Ernst-Jan Louwers en Sabine van Rienen, 'One copy, one use?', IT 1666; eerder in: Tijdschrift voor Internetrecht, 5.11.2014.
Bijdrage ingezonden door Ernst-Jan Louwers en Sabine van Rienen, Louwers IP|Technology advocaten. Auteursrecht. Op 21 juli 2014 deed de Voorzieningenrechter in Amsterdam uitspraak over het recht om een ‘gebruikt’ e-book door te verkopen [IEF14055]. De verkoop vindt plaats via het online platform www.tomkabinet.nl. Het businessmodel van Tom Kabinet is duidelijk geïnspireerd door de eerdere UsedSoft-arrest 1 waarover de Europese rechter in 2012 zijn oordeel gaf. In de Tom Kabinet-zaak stond dus de vraag centraal of tweedehands e-books digitaal zijn uitgeput.

(...) Commentaar
In een procedure over het uitlenen van e-books worden al wel prejudiciële vragen aan het HvJ EU gesteld.21 In deze bodemprocedure zijn overwegingen gewijd aan de uitputtingsvraag die ook interessant zijn voor de Tom Kabinet-zaak. De rechtbank overwoog dat het door middel van downloaden ter beschikking stellen van een werk letterlijk valt onder de definitie van het recht op mededeling aan het publiek in de zin van art. 3 lid 1 Auteursrechtrichtlijn.22 Een dergelijke mededeling leidt op grond van art. 3 lid 3 Auteursrechtrichtlijn niet tot uitputting van het recht mededeling aan het publiek.
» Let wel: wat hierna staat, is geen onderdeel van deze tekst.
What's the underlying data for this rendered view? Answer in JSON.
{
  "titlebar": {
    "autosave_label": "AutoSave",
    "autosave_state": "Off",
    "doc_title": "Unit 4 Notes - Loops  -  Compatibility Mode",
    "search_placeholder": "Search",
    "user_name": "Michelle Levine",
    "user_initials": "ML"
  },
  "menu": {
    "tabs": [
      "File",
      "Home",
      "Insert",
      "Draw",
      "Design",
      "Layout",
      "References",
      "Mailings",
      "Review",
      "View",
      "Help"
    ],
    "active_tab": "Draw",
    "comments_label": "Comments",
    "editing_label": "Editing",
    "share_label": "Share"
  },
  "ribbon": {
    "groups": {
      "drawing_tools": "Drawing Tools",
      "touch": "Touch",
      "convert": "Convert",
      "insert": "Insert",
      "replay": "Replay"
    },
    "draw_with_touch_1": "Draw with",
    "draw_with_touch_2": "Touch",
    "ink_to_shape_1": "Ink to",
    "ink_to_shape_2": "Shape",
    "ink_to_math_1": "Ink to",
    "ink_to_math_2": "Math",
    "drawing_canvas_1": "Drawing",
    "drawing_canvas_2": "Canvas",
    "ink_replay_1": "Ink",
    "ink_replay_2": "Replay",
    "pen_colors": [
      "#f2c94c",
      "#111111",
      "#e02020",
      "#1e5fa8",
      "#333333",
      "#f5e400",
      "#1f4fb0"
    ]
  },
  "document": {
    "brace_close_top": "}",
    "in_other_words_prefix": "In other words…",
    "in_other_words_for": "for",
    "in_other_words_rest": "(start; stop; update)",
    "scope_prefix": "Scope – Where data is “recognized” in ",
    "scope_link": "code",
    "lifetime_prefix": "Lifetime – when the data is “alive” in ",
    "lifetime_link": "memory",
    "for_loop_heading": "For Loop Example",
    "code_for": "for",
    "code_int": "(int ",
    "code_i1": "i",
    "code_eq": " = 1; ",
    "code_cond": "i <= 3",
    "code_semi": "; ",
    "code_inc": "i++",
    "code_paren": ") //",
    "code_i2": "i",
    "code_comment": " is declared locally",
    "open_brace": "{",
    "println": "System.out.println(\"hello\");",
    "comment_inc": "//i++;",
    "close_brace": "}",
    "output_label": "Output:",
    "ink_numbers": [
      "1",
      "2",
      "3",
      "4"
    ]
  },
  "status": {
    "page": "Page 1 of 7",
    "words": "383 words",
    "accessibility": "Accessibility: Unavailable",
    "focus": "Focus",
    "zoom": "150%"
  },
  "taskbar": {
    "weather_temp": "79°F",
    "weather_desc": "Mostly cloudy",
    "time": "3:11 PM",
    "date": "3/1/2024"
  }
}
Het HvJ EU heeft daarentegen in het UsedSoft-arrest bepaald dat een handeling bestaande in een dergelijke mededeling aan het publiek door een eigendomsoverdracht een distributiehandeling in de zin van art. 4 Auteursrechtrichtlijn moet worden gezien en tot uitputting van het distributierecht kan leiden in de zin van art. 4 lid 2 Auteursrechtrichtlijn dan wel art. 4 lid 2 Softwarerichtlijn.23 De vraag die zou moeten worden beantwoord bij Tom Kabinet, is dus of er sprake is van eigendomsoverdracht bij de verkoop van tweedehands e-books door Tom Kabinet. Naar ons oordeel is de uitputtingsregel niet van toepassing bij het online ter beschikking stellen van auteursrechtelijke beschermd werk, zijnde niet software. Uit overweging 29 van de Auteursrechtrichtlijn volgt dit immers uitdrukkelijk. Daarbij kan uit overweging 28 van de Auteursrechtrichtlijn worden afgeleid dat het uitsluitende recht om zeggenschap over distributie van het werk uit te oefenen, beperkt is tot een tastbare zaak.24

Aan de beantwoording van de vraag of sprake is van verkoop dan wel eigendomsoverdracht in de zin van art. 4 lid 2 Auteursrechtrichtlijn bij het online ter beschikking stellen van e-books kom je naar onze mening helemaal niet aan toe omdat uitputting bij voorbaat al is uitgesloten. Bovendien vereist het te koop aanbieden van een e-book een niet toegestane reproductie. Om een e-book te verkopen moet er namelijk een kopie worden gemaakt.25 In de Softwarerichtlijn wordt reproductie zonder de toestemming van de rechthebbende toegestaan wanneer de reproductie nood zakelijk is om het computerprogramma te gebruiken.26 Een dergelijke bepaling mist in de Auteursrechtrichtlijn.27 Deze uitkomst is naar onze mening niet bevredigend. Een dergelijke strikte beoordeling op grond van de Auteursrechtrichtlijn levert een weinig moderne uitkomst op. Denk aan de situatie wanneer er een e-book wordt gekocht op een Cdrom. Hiervan kan een kopie op een Cd-rom worden gemaakt voor de gebruiker zelf. Dit is namelijk op grond van art. 16c Auteurswet (thuiskopie exceptie) geoorloofd. Vervolgens kan de Cd-rom met daarop het e-book worden verkocht omdat het auteursrecht ten opzichte van dit exemplaar is uitgeput vanwege het feit dat het intellectuele eigendom in een materiële drager is belichaamd. Echter als een e-book wordt gekocht via een online winkel, is het niet mogelijk om het te verkopen. Het auteursrecht op het e-book is niet uitgeput en doordat voor de verkoop van een e-book een kopie moet worden gemaakt, is dit ook een niet toegestane reproductiehandeling. Het wringt dat hetzelfde werk van letterkunde verschillende rechten oplevert voor de koper van het e-book dan voor de koper van een papieren boek.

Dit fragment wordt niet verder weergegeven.